Carrizal Trial To Go On

I HAVE NO RECOURSE. I CAN’T DEFEND AGAINST TWO PROSECUTORS – Casie Gotro, attorney for Bandido Jake Carrizal

Bandido Jake Carrizal (r) with his defense lawyer Casie Gotro (Center) and investigator Kevin Fisk (l) 

Six Shooter Junction – 19th Criminal District Court Judge Ralph T. Strother put his head in his hands and his elbows on the bench in the classic “heavy, heavy hangs over my head” pose of gloom.

When he recomposed himself, he beseeched the defense attorney Casie Gotro with palms up, pleading, “For crying out loud, tell us what you want…”

At contretemps with prosecutors, who claim they have given her all the evidence and names of witnesses, statements, reports and information requested, she insisted there are disks in the DA’s “property room” with four conversations regarding statements taken by DPS officers from witnesses who saw what happened at the massacre at Twin Peaks Restaurant which claimed the lives of 9, wounded 20, and resulted in the arrest and murder conspiracy charges of 177 persons after a hail of gunfire from both bikers and police.

Her client, Jake Carrizal, a Bandido from Dallas is the first to be tried on two counts, the original one of engaging in organized criminal activity, and a superseding indictment for directing a criminal enterprise that led to the capital murder and/or aggravated assault.

At an evidentiary hearing held on August 14, the Judge allowed no one to be called to the witness stand, and ordered no one to turn over the information she subpoenaed.

According to lead prosecutor Michael Jarrett and DA Abel Reyna, “She’s been given everything she asked for.”

Au contraire, said Ms. Gotro. “They keep giving me the same things over and over.”

When Jarrett said there are no disks and he has no property room, she told the judge, “I have no recourse; I can’t defend my client against two prosecutors,” meaning that both the state and the judge are acting as such.

With great emotion, Strother said, “How about doing what we asked you to do and tell us what you want?”

In exasperation, Ms. Gotro said she had included that information on the subpoenas he had served on 12 witnesses or their designees. “I don’t have them with me now.”

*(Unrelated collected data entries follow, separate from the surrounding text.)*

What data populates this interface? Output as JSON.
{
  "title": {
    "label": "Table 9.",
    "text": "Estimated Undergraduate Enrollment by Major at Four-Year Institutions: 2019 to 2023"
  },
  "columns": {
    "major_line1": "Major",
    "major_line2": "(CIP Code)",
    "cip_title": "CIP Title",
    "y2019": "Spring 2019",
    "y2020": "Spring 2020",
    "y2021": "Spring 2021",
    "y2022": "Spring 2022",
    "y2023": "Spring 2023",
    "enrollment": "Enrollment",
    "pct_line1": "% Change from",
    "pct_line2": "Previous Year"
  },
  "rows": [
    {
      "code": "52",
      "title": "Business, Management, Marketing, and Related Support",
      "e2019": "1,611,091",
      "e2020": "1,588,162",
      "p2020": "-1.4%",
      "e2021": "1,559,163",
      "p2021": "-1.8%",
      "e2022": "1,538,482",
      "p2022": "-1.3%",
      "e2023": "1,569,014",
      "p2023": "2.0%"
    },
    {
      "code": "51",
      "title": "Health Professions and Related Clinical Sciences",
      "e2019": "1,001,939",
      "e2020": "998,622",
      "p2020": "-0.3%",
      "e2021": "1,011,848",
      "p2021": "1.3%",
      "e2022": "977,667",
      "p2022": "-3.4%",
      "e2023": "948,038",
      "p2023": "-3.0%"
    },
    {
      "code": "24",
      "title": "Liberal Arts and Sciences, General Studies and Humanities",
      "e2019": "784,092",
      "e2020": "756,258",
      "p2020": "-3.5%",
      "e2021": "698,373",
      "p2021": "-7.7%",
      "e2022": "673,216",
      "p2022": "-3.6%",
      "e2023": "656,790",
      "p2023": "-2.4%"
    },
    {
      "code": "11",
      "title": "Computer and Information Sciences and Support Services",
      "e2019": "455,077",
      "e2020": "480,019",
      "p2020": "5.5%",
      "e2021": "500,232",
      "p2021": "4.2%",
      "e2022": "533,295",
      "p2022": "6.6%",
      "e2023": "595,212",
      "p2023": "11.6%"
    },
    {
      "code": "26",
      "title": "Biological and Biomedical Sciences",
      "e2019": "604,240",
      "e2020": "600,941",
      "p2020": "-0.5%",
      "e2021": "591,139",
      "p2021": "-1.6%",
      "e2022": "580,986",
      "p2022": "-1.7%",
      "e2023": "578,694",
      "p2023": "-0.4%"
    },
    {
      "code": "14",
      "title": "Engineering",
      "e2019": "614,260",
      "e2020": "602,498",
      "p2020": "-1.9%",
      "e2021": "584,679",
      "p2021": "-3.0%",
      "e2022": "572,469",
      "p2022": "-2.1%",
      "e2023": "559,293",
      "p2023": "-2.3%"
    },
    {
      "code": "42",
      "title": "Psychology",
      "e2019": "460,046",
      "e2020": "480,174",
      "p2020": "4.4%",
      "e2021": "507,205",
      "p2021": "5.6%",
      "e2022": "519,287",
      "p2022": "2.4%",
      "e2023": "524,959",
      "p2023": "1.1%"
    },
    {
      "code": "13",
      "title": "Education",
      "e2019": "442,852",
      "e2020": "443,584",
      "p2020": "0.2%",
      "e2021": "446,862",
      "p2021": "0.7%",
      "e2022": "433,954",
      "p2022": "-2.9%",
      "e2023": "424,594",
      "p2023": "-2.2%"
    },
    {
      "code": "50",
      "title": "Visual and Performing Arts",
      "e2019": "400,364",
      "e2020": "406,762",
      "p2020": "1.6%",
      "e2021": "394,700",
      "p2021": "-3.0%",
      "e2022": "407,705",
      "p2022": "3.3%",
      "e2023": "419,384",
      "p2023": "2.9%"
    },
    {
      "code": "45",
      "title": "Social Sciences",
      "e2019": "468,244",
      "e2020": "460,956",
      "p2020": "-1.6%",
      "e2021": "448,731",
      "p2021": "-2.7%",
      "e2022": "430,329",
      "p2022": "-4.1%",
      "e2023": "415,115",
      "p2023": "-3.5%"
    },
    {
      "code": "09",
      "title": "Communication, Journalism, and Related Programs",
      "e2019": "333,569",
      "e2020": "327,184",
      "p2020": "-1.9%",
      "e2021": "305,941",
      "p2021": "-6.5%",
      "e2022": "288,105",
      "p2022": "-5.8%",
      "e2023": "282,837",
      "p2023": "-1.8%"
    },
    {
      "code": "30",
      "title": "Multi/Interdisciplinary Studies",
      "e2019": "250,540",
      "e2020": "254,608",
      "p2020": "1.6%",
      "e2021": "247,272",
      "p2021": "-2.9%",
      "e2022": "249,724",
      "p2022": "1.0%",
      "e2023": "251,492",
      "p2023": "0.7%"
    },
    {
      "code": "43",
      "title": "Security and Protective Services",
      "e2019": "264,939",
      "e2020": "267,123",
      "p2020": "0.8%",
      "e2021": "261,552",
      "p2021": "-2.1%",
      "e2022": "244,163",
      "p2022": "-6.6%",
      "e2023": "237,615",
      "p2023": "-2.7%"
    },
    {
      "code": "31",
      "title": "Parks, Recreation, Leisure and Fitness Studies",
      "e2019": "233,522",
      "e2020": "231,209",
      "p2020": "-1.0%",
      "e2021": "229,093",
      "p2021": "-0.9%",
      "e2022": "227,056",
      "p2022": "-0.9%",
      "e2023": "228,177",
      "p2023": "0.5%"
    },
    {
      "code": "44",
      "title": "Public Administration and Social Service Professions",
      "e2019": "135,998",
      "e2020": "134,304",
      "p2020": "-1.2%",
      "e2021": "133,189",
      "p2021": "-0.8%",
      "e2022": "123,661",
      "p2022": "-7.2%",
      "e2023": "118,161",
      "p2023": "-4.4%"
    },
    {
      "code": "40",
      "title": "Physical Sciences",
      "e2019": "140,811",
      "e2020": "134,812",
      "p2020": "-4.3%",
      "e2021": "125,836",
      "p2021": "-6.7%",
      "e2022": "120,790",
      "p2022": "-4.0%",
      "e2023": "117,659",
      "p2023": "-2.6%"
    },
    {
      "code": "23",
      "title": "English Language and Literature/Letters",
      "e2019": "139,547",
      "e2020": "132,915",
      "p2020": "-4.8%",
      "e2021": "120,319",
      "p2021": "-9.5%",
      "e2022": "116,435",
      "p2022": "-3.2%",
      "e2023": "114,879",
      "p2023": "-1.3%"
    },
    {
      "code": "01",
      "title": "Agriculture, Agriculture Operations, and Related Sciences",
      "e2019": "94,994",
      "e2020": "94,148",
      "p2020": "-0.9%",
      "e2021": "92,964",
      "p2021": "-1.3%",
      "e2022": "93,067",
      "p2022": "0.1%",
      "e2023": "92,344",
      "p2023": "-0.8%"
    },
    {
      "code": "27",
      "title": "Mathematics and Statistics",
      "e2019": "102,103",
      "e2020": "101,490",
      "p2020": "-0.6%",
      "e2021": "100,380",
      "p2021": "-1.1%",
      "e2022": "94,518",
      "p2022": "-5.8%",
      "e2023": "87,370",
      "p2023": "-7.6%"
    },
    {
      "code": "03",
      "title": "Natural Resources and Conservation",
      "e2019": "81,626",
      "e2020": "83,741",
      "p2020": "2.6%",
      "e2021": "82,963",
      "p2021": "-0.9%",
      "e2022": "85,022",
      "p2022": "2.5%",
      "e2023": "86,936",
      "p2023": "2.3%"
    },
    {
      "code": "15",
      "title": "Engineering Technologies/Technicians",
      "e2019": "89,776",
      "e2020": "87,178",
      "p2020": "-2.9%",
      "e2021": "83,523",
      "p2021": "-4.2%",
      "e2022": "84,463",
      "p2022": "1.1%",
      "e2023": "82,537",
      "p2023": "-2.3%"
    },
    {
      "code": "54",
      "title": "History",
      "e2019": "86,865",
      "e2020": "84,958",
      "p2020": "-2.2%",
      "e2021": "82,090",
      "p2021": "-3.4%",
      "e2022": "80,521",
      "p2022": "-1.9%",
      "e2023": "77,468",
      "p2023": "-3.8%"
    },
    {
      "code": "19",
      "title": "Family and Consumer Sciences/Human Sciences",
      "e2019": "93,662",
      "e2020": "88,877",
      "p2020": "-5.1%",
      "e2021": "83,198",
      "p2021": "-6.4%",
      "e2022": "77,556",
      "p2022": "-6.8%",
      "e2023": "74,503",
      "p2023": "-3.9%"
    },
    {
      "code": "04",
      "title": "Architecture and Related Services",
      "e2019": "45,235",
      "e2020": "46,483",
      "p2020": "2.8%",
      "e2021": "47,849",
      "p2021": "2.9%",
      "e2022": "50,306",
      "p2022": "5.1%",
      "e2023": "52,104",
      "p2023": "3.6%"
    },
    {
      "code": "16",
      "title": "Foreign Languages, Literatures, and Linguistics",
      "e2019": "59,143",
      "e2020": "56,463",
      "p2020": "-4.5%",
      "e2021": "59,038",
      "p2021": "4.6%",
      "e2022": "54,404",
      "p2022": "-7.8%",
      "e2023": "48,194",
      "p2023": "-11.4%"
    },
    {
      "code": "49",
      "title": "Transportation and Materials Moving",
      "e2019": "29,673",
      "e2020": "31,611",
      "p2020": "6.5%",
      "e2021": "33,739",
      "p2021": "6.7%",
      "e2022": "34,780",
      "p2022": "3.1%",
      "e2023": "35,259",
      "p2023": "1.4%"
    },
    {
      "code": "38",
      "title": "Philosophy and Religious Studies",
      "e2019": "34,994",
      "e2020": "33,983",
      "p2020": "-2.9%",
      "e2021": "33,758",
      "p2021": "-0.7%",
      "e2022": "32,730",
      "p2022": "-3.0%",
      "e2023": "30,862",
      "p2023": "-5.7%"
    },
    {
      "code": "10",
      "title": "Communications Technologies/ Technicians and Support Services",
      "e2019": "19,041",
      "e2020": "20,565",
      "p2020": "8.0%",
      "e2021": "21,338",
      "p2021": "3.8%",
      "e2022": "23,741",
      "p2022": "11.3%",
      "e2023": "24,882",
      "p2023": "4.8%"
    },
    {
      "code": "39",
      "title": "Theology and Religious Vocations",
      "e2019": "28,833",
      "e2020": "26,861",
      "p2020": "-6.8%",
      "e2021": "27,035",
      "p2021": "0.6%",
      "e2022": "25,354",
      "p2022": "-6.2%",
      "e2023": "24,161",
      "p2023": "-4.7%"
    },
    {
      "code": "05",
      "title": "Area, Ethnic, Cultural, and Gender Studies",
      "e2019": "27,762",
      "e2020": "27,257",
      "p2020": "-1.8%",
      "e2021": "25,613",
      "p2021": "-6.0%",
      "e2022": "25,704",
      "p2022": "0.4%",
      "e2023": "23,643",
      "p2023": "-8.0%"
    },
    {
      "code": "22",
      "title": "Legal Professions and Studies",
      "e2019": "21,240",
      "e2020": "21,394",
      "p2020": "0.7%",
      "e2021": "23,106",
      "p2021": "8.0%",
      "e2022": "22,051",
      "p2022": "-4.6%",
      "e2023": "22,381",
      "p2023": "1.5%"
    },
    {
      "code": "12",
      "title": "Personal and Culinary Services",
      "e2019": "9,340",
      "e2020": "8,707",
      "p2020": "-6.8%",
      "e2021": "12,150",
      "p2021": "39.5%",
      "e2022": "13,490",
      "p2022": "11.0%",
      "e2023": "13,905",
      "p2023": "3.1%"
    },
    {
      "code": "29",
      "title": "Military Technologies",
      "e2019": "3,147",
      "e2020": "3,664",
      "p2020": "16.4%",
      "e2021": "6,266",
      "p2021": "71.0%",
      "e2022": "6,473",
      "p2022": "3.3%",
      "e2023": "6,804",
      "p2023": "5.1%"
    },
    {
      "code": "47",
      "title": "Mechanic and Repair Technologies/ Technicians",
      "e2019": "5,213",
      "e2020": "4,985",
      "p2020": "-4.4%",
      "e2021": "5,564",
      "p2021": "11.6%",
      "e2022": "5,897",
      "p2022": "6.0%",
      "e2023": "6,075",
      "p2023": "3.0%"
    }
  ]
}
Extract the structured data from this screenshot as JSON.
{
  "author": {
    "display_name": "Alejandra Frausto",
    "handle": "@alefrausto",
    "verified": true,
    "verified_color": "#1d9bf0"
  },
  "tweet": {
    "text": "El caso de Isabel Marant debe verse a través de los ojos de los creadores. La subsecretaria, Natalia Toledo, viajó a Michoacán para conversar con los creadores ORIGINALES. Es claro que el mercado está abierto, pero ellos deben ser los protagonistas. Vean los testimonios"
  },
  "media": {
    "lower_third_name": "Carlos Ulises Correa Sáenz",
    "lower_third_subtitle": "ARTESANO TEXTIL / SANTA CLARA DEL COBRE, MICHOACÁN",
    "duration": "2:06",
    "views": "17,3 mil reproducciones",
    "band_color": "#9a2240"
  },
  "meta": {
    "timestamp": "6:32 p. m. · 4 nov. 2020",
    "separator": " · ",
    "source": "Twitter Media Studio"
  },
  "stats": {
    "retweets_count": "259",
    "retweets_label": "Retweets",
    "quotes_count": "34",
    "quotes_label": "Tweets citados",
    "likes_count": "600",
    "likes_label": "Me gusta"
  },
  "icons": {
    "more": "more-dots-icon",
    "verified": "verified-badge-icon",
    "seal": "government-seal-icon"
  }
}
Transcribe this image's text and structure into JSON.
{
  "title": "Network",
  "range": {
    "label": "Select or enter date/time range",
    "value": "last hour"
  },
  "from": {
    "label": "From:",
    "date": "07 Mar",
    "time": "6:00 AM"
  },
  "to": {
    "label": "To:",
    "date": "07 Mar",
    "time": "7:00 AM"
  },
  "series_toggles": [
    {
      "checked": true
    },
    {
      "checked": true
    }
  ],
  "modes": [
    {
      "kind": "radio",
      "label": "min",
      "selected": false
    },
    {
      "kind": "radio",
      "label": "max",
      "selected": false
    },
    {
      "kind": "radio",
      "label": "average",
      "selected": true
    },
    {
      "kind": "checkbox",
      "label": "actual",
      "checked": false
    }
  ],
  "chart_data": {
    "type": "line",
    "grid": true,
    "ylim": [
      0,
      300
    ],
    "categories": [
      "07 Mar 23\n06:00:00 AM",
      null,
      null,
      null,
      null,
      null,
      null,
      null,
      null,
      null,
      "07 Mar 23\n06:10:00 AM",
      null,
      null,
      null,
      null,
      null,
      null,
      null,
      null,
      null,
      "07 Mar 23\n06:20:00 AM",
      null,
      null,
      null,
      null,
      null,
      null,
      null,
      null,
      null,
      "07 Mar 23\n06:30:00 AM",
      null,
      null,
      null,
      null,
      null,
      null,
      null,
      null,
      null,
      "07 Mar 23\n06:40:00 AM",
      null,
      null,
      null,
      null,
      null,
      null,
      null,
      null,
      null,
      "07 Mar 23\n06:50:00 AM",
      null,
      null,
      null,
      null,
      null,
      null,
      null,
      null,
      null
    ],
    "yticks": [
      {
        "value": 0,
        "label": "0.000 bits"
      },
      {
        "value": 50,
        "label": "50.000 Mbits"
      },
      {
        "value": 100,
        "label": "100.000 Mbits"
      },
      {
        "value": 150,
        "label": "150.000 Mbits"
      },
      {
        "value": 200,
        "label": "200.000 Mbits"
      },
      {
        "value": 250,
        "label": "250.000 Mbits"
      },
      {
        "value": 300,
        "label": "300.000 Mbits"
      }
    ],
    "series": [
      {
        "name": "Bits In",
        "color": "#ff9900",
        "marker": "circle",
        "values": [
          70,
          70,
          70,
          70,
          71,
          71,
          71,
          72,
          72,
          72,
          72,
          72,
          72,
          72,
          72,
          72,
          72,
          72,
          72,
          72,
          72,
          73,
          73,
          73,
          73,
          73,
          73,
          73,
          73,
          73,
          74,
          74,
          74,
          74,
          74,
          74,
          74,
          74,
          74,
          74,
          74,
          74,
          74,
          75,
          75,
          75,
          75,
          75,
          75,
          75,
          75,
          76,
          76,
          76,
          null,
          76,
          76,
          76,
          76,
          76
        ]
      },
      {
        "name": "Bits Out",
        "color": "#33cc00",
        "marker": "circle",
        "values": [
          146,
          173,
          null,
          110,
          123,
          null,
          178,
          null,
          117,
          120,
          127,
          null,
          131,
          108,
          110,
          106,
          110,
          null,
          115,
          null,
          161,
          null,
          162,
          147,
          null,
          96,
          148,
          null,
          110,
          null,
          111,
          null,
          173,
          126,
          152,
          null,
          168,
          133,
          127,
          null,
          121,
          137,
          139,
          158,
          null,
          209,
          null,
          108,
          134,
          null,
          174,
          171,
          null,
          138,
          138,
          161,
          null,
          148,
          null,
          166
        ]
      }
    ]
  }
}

“Where in the name of God does that leave us,” Strother fairly shouted.

She accused him of not reading the subpoenas.

Again, in total exasperation, he waved his arms and said, “I have no clue what is in those subpoenas!” He then put his chin in his hands and sat for a long moment before saying he would like to see counsel in his chambers.

Ms. Gotro refused to go unless the court reporter and her client Jake Carrizal accompanied the prosecution and defense.

When the judge gave his assent, they all trooped behind the closed door and emerged a half hour later.

Said the judge, “This matter is still set for jury trial at 8:30 am on September 12. The jury summons will be rescheduled for September 1.”

Ms. Gotro made no statement about seeking a writ of mandamus from the 10th District Court of Appeals to order the judge have witnesses produce the evidence she demands, nor did she mention pursuing a motion to recuse Strother, as she had promised earlier in a motion to stay the proceeding and another of noncompliance with preparation of the jurors’ questionnaire and evidentiary procedure.

She claimed she could do no such thing without the pre-trial discovery items she had requested and the evidence she had subpoenaed.

Following the hearing, Mr. Carrizal said, “To them, this is just a game, or just some case; to me, it’s my life.”